Di qui la richiesta della Lapet, formalizzata nella proposta di legge elaborata dal centro studi di Assoprofessioni, unitamente all'ufficio legislativo di Cna, di istituire una gestione previdenziale ad hoc per i professionisti non regolamentati.

«Ne abbiamo discusso diverse volte con i rappresentanti del governo», spiega il presidente della Lapet, «ma la solita puntuale e ripetitiva risposta che tutti ci danno è che non c'è copertura finanziaria. Eppure per i collaboratori a progetto i fondi necessari si sono trovati. Almeno sulla carta».

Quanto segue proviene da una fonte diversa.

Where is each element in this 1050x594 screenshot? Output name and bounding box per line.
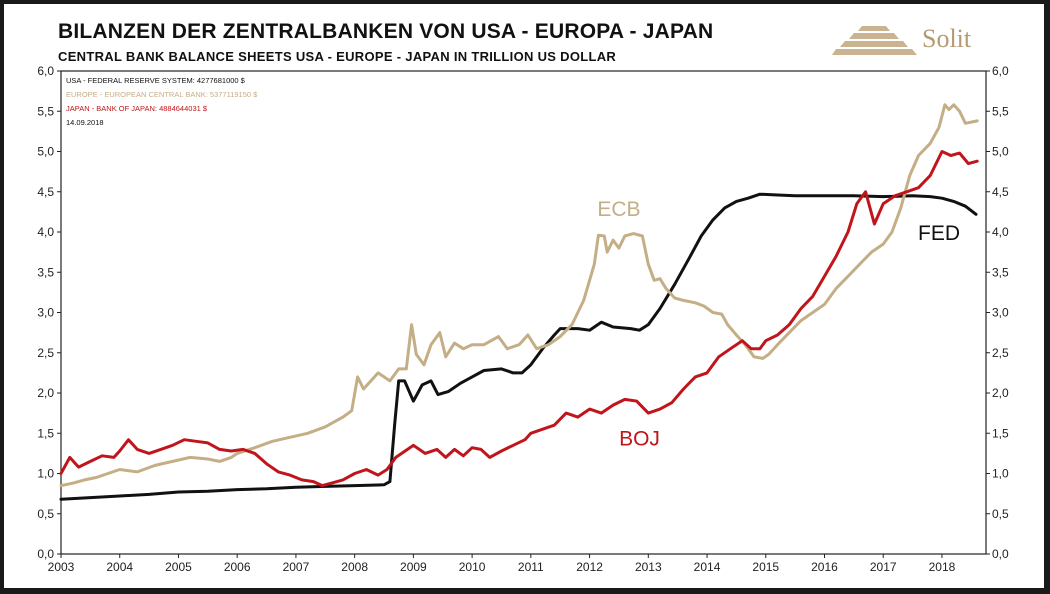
x-tick-label: 2009 — [400, 560, 427, 574]
y-tick-label-right: 0,5 — [992, 507, 1009, 521]
x-tick-label: 2017 — [870, 560, 897, 574]
x-tick-label: 2008 — [341, 560, 368, 574]
x-tick-label: 2012 — [576, 560, 603, 574]
y-tick-label-right: 2,0 — [992, 386, 1009, 400]
y-tick-label: 6,0 — [37, 64, 54, 78]
series-line-ecb — [59, 103, 979, 488]
y-tick-label-right: 4,0 — [992, 225, 1009, 239]
series-line-boj — [59, 150, 979, 488]
y-tick-label: 2,5 — [37, 346, 54, 360]
y-tick-label-right: 1,0 — [992, 467, 1009, 481]
x-axis: 2003 2004 2005 2006 2007 2008 2009 2010 2011 2012… — [48, 554, 956, 574]
y-tick-label: 1,5 — [37, 426, 54, 440]
legend-entry: JAPAN - BANK OF JAPAN: 4884644031 $ — [66, 104, 208, 113]
y-axis-left: 0,0 0,5 1,0 1,5 2,0 2,5 3,0 3,5 4,0 4,5 5,0 5,5 6,0 — [37, 64, 61, 561]
legend-entry: USA - FEDERAL RESERVE SYSTEM: 4277681000… — [66, 76, 246, 85]
legend: USA - FEDERAL RESERVE SYSTEM: 4277681000… — [66, 76, 258, 127]
annotation-ecb: ECB — [597, 198, 640, 221]
chart-title: BILANZEN DER ZENTRALBANKEN VON USA - EUR… — [58, 20, 714, 43]
series-line-fed — [59, 192, 978, 501]
legend-date: 14.09.2018 — [66, 118, 104, 127]
x-tick-label: 2013 — [635, 560, 662, 574]
y-tick-label: 3,0 — [37, 306, 54, 320]
solit-pyramid-logo-icon — [832, 26, 917, 55]
y-tick-label-right: 1,5 — [992, 426, 1009, 440]
x-tick-label: 2015 — [752, 560, 779, 574]
y-axis-right: 0,0 0,5 1,0 1,5 2,0 2,5 3,0 3,5 4,0 4,5 5,0 5,5 6,0 — [986, 64, 1009, 561]
x-tick-label: 2018 — [929, 560, 956, 574]
x-tick-label: 2010 — [459, 560, 486, 574]
y-tick-label-right: 2,5 — [992, 346, 1009, 360]
y-tick-label: 0,5 — [37, 507, 54, 521]
y-tick-label-right: 5,0 — [992, 145, 1009, 159]
y-tick-label: 2,0 — [37, 386, 54, 400]
y-tick-label: 5,0 — [37, 145, 54, 159]
y-tick-label: 1,0 — [37, 467, 54, 481]
annotation-fed: FED — [918, 222, 960, 245]
annotation-boj: BOJ — [619, 427, 660, 450]
y-tick-label-right: 0,0 — [992, 547, 1009, 561]
x-tick-label: 2003 — [48, 560, 75, 574]
y-tick-label-right: 4,5 — [992, 185, 1009, 199]
legend-entry: EUROPE - EUROPEAN CENTRAL BANK: 53771191… — [66, 90, 258, 99]
x-tick-label: 2014 — [694, 560, 721, 574]
y-tick-label: 5,5 — [37, 104, 54, 118]
x-tick-label: 2004 — [106, 560, 133, 574]
y-tick-label-right: 5,5 — [992, 104, 1009, 118]
x-tick-label: 2011 — [518, 560, 544, 574]
series-lines — [59, 103, 979, 501]
series-annotations: ECB BOJ FED — [597, 198, 960, 450]
plot-area — [60, 70, 987, 555]
y-tick-label: 0,0 — [37, 547, 54, 561]
y-tick-label-right: 3,5 — [992, 265, 1009, 279]
y-tick-label-right: 3,0 — [992, 306, 1009, 320]
x-tick-label: 2005 — [165, 560, 192, 574]
y-tick-label: 4,5 — [37, 185, 54, 199]
chart-subtitle: CENTRAL BANK BALANCE SHEETS USA - EUROPE… — [58, 49, 617, 64]
x-tick-label: 2007 — [283, 560, 310, 574]
logo-text: Solit — [922, 24, 972, 53]
y-tick-label: 3,5 — [37, 265, 54, 279]
x-tick-label: 2016 — [811, 560, 838, 574]
x-tick-label: 2006 — [224, 560, 251, 574]
y-tick-label-right: 6,0 — [992, 64, 1009, 78]
y-tick-label: 4,0 — [37, 225, 54, 239]
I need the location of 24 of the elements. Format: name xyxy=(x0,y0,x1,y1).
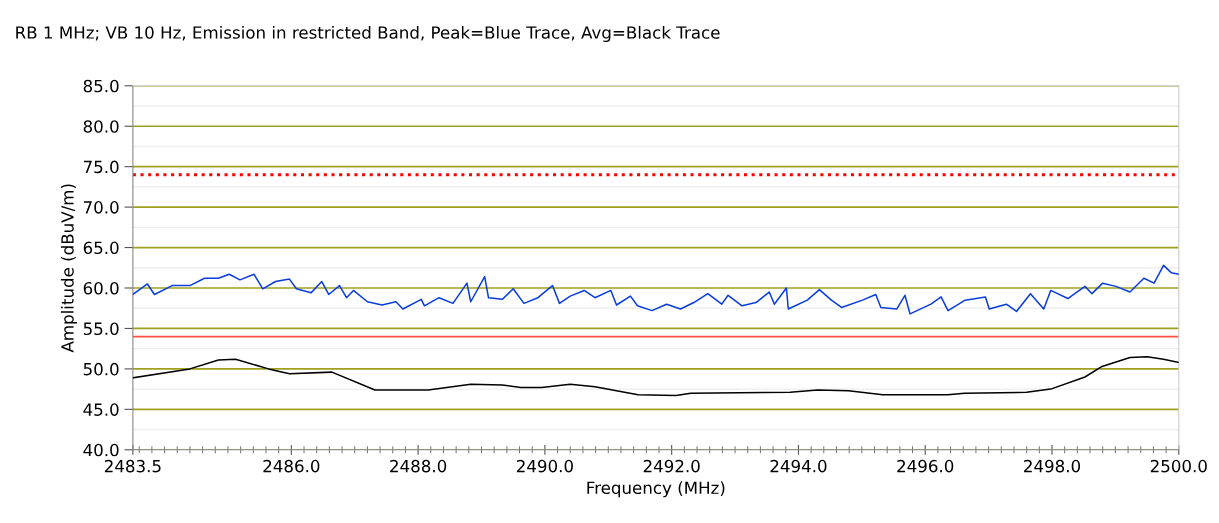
x-axis-title: Frequency (MHz) xyxy=(587,481,725,498)
line-series xyxy=(132,264,1179,315)
x-tick-label: 2492.0 xyxy=(643,459,700,473)
y-axis-title: Amplitude (dBuV/m) xyxy=(60,184,78,353)
line-series xyxy=(132,355,1179,397)
y-tick-label: 80.0 xyxy=(83,120,119,133)
y-tick-label: 85.0 xyxy=(83,79,119,93)
x-tick-label: 2498.0 xyxy=(1024,459,1081,473)
x-tick-label: 2500.0 xyxy=(1150,459,1207,473)
x-tick-label: 2486.0 xyxy=(263,459,320,473)
y-tick-label: 60.0 xyxy=(83,281,119,295)
y-tick-label: 70.0 xyxy=(83,201,119,214)
x-tick-label: 2494.0 xyxy=(770,459,827,473)
y-tick-label: 40.0 xyxy=(83,443,119,457)
y-tick-label: 50.0 xyxy=(83,362,119,376)
y-tick-label: 55.0 xyxy=(83,322,119,336)
y-tick-label: 65.0 xyxy=(83,241,119,255)
x-tick-label: 2496.0 xyxy=(897,459,954,473)
x-tick-label: 2488.0 xyxy=(390,459,447,473)
x-tick-label: 2490.0 xyxy=(516,459,573,473)
y-tick-label: 45.0 xyxy=(83,403,119,416)
y-tick-label: 75.0 xyxy=(83,160,119,174)
chart-title: RB 1 MHz; VB 10 Hz, Emission in restricted Band, Peak=Blue Trace, Avg=Black Trace xyxy=(16,25,720,43)
x-tick-label: 2483.5 xyxy=(104,459,161,473)
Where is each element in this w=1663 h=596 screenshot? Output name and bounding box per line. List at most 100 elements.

Nello specifico, Falcone si riferisce all'articolo 2 del ddl a sostegno del reddito e per la tutela di determinate categorie di lavoratori, nel quale sono appunto previste le suddette misure in favore dei collaboratori in regime di monocommittenza. Misure, è opportuno ribadirlo, più che legittime e condivisibili per la Lapet, che pure le ha inserite nella proposta di legge Assoprofessioni-Cna. Eppure i tributaristi si sentono discriminati. A dire il vero, la Lapet non entra nel merito della previsione a favore di questi collaboratori, qualora iscritti in via esclusiva alla Gestione separata Inps (esclusi immancabilmente i lavoratori autonomi), dell'erogazione di una somma liquidata in un'unica soluzione, pari al 30% del reddito percepito l'anno precedente e comunque non superiore a 4 mila euro. Quello che invece scatena l'obiezione dell'associazione è l'emendamento che, attraverso un'interpretazione autentica dell'articolo 2116 del codice civile, in base al quale le prestazioni previdenziali ed assistenziali sono dovute al prestatore di lavoro, anche quando l'imprenditore non abbia versato regolarmente i contributi dovuti, salvo diverse disposizioni delle leggi speciali, estende le stesse coperture anche ai collaboratori con i suddetti requisiti.

«Queste previsioni», sostiene Roberto Falcone, «sono giuste e ci trovano d'accordo, ma non saranno a costo zero per il fondo previdenziale. Eppure, in questo caso nessuno ha sollevato problemi di cassa, nonostante la cifra che sicuramente sarà impegnata nel caso specifico supererà di gran lunga i 50 milioni di euro necessari per consentire la riduzione delle aliquote contributive a carico dei senz'albo».